Once Stanton faces off with a Republican in the general election, his opponent could use a vote in favor of single-payer health care to bash him as an overly liberal, blue-city mayor unfit to represent all Arizonans. Republicans Steve Ferrara, Dave Giles, and Seth Leibsohn are vying to represent their party in CD9. In 2016, Sinema defeated Giles with 60 percent of the vote.

But DSA members point to polls that show a majority of Americans support single-payer health care. DSA member Benjamin Fong, who submitted the petition to the City Council, said that the tide is decisively turning.

“I think this is going to become a real demand for any Democratic candidate in 2018,” Fong said. “It’s a chance for Stanton to show early on to people who are potentially progressive backers that he’s going to take a strong stand on this — that he’s not going to waffle on health care.”

Fong, a 36-year-old faculty fellow at Arizona State University’s honors college, also criticized the “technocratic approaches to healthcare” favored by centrist Democrats like Hiral Tipirneni, the unsuccessful Democratic candidate in last month’s CD8 special election.

“They claim to be strong on health care, but they don’t support Medicare for All,” Fong said.
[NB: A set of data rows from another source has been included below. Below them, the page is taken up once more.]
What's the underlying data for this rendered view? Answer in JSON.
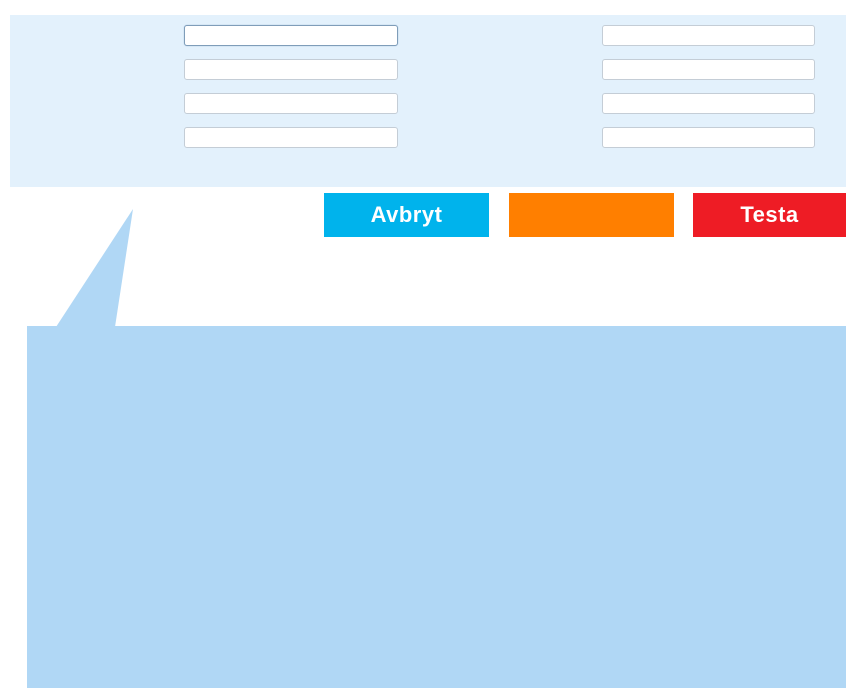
{
  "form": {
    "left_fields": [
      {
        "value": "",
        "placeholder": ""
      },
      {
        "value": "",
        "placeholder": ""
      },
      {
        "value": "",
        "placeholder": ""
      },
      {
        "value": "",
        "placeholder": ""
      }
    ],
    "right_fields": [
      {
        "value": "",
        "placeholder": ""
      },
      {
        "value": "",
        "placeholder": ""
      },
      {
        "value": "",
        "placeholder": ""
      },
      {
        "value": "",
        "placeholder": ""
      }
    ]
  },
  "buttons": {
    "cancel_label": "Avbryt",
    "middle_label": "",
    "test_label": "Testa"
  },
  "colors": {
    "panel_background": "#e3f1fc",
    "cancel_button": "#00b3ec",
    "middle_button": "#ff7f00",
    "test_button": "#ee1c25",
    "bubble": "#b0d7f5"
  }
}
Tipirneni advocated for a patchwork approach to health care during her campaign. She supported opening up Medicare to people under 65 who want to purchase a health care plan, but also advocated for competition between public and private health care plans as a strategy to drive down costs.

“Health care is a moral obligation, but it is never ‘free,'” Tipirneni said in her health care plan.

When making the case for Stanton to support single-payer, DSA members cite an August 2017 resolution from the Arizona Democratic Party in which the state party endorsed Medicare for All by ratifying the People’s Platform, a progressive laundry list of goals from a Sanders-affiliated organization, Our Revolution.

There are around 180 DSA members in Phoenix, according to Howard. Also backing the citizen petition is the local chapter of the Progressive Democrats of America. According to Ken Kenegos, a nurse and the health care coordinator for the Arizona PDA, as many as 100 people turn out for the organization’s Phoenix meetings.

“I like to call our system, ‘It’s your money or your life,'” 69-year-old Kenegos said, arguing that the American health care doesn’t have to function this way.

He predicted that Stanton will try to dodge the issue on Wednesday.

“I think he’s a pretty seasoned politician, and I’m not real crazy about that seasoning,” Kenegos said.